When used to describe a movie, I can hardly think of five words less appealing than, “Based on a true story.” They usually indicate formulaic filmmaking, as the “true story” is given meaning by turning it into a cliché and then shoehorning it into a tired melodrama that is still supposed to be interesting because it’s “true.” One need only turn to the genre of the biopic to see what I’m talking about. It is hard to imagine a more compelling and historically significant figure from the twentieth century than Mahatma Gandhi. Yet Richard Attenborough managed to turn his life into the cinematic equivalent of a bowl of gruel. My understanding is that in Mandela: Long Walk to Freedom Nelson Mandela’s life was reduced to tepid water served in an unwashed cup.

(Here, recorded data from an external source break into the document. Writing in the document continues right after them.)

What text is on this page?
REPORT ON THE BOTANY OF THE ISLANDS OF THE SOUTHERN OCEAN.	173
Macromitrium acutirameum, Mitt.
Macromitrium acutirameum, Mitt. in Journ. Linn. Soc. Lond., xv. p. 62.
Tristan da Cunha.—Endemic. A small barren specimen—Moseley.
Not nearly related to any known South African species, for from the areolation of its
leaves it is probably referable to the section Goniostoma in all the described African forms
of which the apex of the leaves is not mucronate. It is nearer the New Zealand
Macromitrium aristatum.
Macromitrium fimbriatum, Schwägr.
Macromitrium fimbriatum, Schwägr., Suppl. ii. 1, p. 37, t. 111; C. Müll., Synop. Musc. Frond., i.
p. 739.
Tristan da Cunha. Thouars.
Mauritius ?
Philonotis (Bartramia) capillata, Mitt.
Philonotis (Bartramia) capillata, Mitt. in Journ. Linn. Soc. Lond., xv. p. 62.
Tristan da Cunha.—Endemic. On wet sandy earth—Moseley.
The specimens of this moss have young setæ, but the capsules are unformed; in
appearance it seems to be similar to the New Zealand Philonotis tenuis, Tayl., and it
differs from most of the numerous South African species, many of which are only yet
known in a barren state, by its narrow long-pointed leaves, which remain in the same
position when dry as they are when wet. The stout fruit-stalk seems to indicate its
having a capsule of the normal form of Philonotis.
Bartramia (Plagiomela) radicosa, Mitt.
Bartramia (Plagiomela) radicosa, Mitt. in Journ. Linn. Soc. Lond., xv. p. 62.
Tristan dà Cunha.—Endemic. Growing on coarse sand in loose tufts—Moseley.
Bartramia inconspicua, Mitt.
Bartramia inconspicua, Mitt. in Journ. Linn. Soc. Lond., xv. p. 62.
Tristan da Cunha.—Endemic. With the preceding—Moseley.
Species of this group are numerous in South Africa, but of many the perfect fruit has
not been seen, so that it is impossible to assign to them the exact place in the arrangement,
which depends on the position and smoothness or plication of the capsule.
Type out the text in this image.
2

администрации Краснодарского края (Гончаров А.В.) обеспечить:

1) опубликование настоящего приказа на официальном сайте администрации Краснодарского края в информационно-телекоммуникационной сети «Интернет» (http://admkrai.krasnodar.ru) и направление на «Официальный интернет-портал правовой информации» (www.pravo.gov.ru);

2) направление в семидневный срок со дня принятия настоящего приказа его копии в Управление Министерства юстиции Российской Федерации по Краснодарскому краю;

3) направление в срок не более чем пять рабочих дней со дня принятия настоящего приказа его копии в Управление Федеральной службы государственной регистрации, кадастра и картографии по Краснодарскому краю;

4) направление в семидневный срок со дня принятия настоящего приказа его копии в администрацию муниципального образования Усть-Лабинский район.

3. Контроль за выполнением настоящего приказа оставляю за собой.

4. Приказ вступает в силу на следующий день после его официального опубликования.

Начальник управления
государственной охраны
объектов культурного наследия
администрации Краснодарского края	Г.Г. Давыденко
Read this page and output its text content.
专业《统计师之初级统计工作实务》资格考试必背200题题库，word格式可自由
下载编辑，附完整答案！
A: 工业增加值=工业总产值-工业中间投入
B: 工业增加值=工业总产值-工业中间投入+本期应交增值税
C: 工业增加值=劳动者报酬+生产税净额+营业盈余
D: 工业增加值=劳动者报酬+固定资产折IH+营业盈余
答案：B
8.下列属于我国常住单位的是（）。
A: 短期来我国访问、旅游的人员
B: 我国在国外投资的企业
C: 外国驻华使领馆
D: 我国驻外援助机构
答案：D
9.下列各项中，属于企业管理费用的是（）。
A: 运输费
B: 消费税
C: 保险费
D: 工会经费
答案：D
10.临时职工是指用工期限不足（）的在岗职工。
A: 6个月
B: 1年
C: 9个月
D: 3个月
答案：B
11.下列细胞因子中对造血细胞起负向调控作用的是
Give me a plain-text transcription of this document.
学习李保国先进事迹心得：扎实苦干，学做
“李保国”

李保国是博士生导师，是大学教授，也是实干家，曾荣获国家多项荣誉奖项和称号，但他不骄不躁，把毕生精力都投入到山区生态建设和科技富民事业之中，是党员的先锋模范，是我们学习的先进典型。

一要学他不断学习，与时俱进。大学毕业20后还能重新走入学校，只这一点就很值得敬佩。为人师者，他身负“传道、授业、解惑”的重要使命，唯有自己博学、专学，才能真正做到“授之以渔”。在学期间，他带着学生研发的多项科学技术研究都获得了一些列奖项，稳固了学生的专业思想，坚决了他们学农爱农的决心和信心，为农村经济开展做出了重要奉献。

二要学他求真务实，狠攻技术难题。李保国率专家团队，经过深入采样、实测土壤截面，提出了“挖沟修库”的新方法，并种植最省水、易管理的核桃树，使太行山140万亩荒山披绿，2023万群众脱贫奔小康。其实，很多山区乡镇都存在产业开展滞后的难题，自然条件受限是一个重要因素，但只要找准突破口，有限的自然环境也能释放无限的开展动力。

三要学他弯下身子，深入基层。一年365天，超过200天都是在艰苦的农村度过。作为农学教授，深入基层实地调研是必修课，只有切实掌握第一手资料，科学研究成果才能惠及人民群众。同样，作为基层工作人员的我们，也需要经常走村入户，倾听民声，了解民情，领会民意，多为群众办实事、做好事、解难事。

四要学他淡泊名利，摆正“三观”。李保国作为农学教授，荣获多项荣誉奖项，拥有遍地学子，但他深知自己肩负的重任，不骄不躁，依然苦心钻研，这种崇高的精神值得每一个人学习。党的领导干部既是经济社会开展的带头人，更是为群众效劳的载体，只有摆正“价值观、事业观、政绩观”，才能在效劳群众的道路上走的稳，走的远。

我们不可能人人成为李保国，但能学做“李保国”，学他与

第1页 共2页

Declaring a movie “based on a true story” is also used as an attempt to excuse stories that are nothing more than ridiculous. One could hardly imagine Men Who Stare at Goats being made if it were a work of fiction—unless it had a much better script. But because it was based on a true story, not much was done with it despite a premise rich with absurdity. It’s as if the Coen brothers never laid bare the lie of what it means to claim that a movie is “based on a real story” when they declared Fargo was, even though it wasn’t. At first, the ruse was puzzling. Why would the Coen brothers make such a claim? A commenter on IMDb suggests “they added that disclaimer so the viewer would be more willing to suspend disbelief in the story.” That may be true, but even if it isn’t, it shows their understanding that such a claim is meant to excuse, even explain, a story that almost falls apart it is so illogical and nonsensical. It is less a statement of truth than a frame through which a story is to be seen and understood.
Essentially, movies based on true stories bank on the premise that what is “true” is inherently more interesting than fiction, or at the very least that they offer more “truth.” It is a premise borne out in the overwhelming popularity of non-fiction over fiction in the publishing industry. Recently, I heard it articulated in a question at a talk I was attending that began from the assumption that reading fiction was a waste of time. Such an assumption comes from a limited view of truth that I think will only become more prevalent in our Information Age, where information can be easily circulated while truth seems to gum everything up because it takes time, or even is the time it takes to get at it.
I wonder just what truth people think they glimpse in “true stories.” After all, if it’s “true,” it couldn’t possibly make sense. The world doesn’t come in neat packages.